A new gene study is out today casting doubt on the theory that elevated levels of vitamin D can help guard against type 2 diabetes. That doesn’t mean you should sit in the house, but those taking supplements to guard against the disease are missing the boat on preventing the disease.

Previous research had suggested a possible link between vitamin D deficiency and type 2 diabetes. A gene study, published in the latest issue of The Lancet Diabetes & Endocrinology, is pushing back on that assertion. Researchers found no connection between the various genes that control vitamin D levels and a person’s risk of developing type 2 diabetes.

Want to prevent developing the disease. Diet and exercise. Yeah, the magic pills are not going to save you, but going for a walk just might. Lead study author, Dr. Nita Forouhi of the University of Cambridge, explained the findings.

“Our findings suggest that interventions to reduce the risk of type 2 diabetes by increasing concentrations of vitamin D are not currently justified. Observational studies that show a strong and consistent higher risk of type 2 diabetes with lower levels of vitamin D may do so because they have thus far not been able to adequately control for distorting or confounding factors, such as physical activity levels.”
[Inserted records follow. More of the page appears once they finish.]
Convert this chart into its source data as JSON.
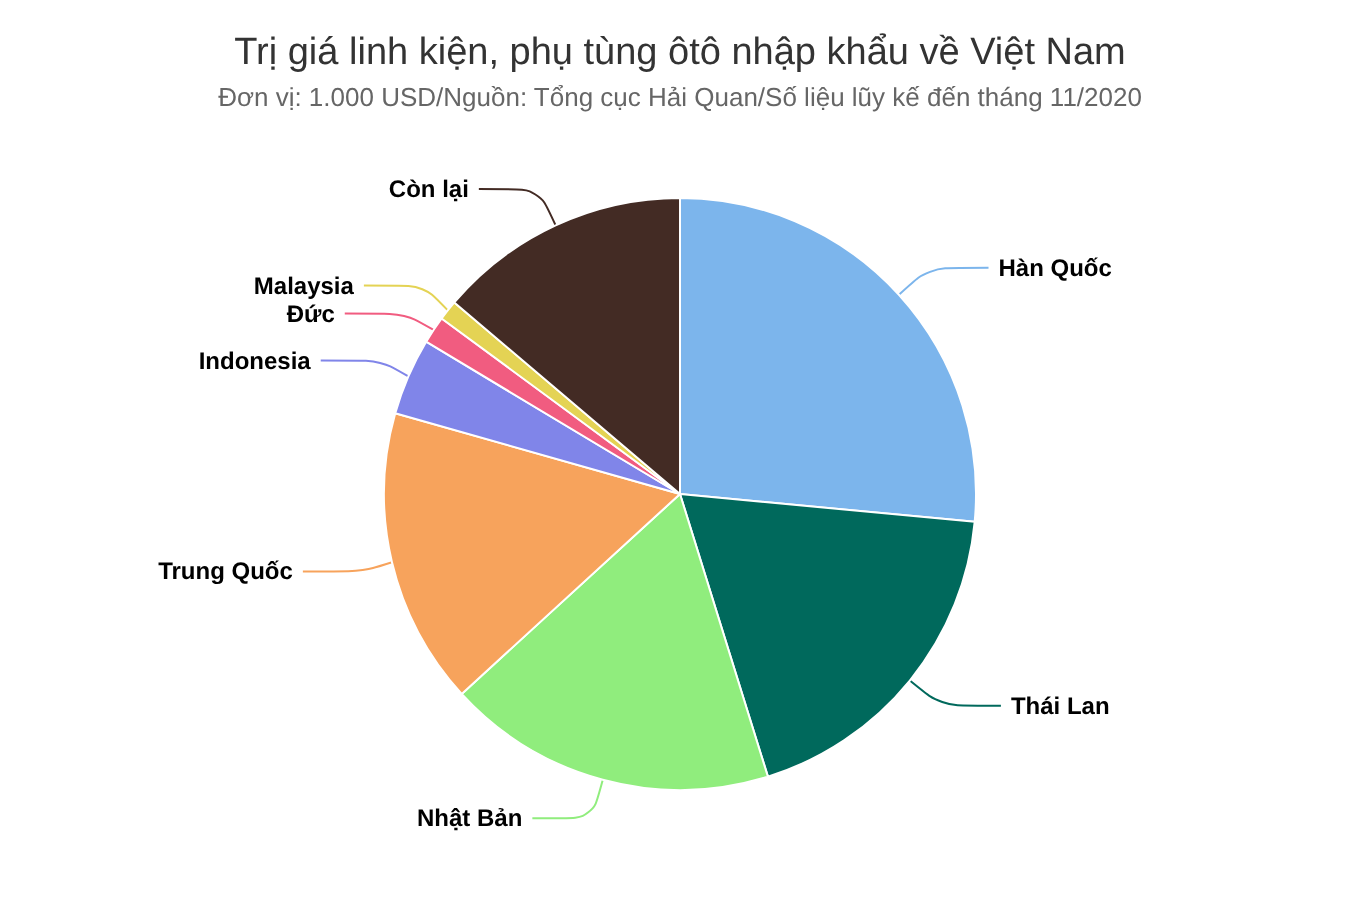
{
  "chart_data": {
    "type": "pie",
    "title": "Trị giá linh kiện, phụ tùng ôtô nhập khẩu về Việt Nam",
    "subtitle": "Đơn vị: 1.000 USD/Nguồn: Tổng cục Hải Quan/Số liệu lũy kế đến tháng 11/2020",
    "categories": [
      "Hàn Quốc",
      "Thái Lan",
      "Nhật Bản",
      "Trung Quốc",
      "Indonesia",
      "Đức",
      "Malaysia",
      "Còn lại"
    ],
    "values": [
      26.5,
      18.7,
      18.0,
      16.2,
      4.2,
      1.5,
      1.1,
      13.8
    ],
    "colors": [
      "#7cb5ec",
      "#00695c",
      "#90ed7d",
      "#f7a35c",
      "#8085e9",
      "#f15c80",
      "#e4d354",
      "#432b24"
    ],
    "legend": false
  }
}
There is a long-term trial that is further testing the theory of vitamin D deficiency and type 2 diabetes, but the thirty-five short-term studies are essentially sealing the door shut on the idea that active vitamin D supplementation can ward of type 2 diabetes.

That’s not to say you shouldn’t be getting your daily dose of the vitamin, it just means you can’t take out a dozen donuts and pop a vitamin D pill and expect that to end well for your overall health. The mantra of moving around and sensible diet is the constant in keeping you healthy well into your golden years.

I know, blitzing the bakery like Genghis Khan is fun, but we all pay for it in the end. If you are looking for tips on how to prevent type 2 diabetes, the U.S. Office of Disease Prevention has an excellent primer.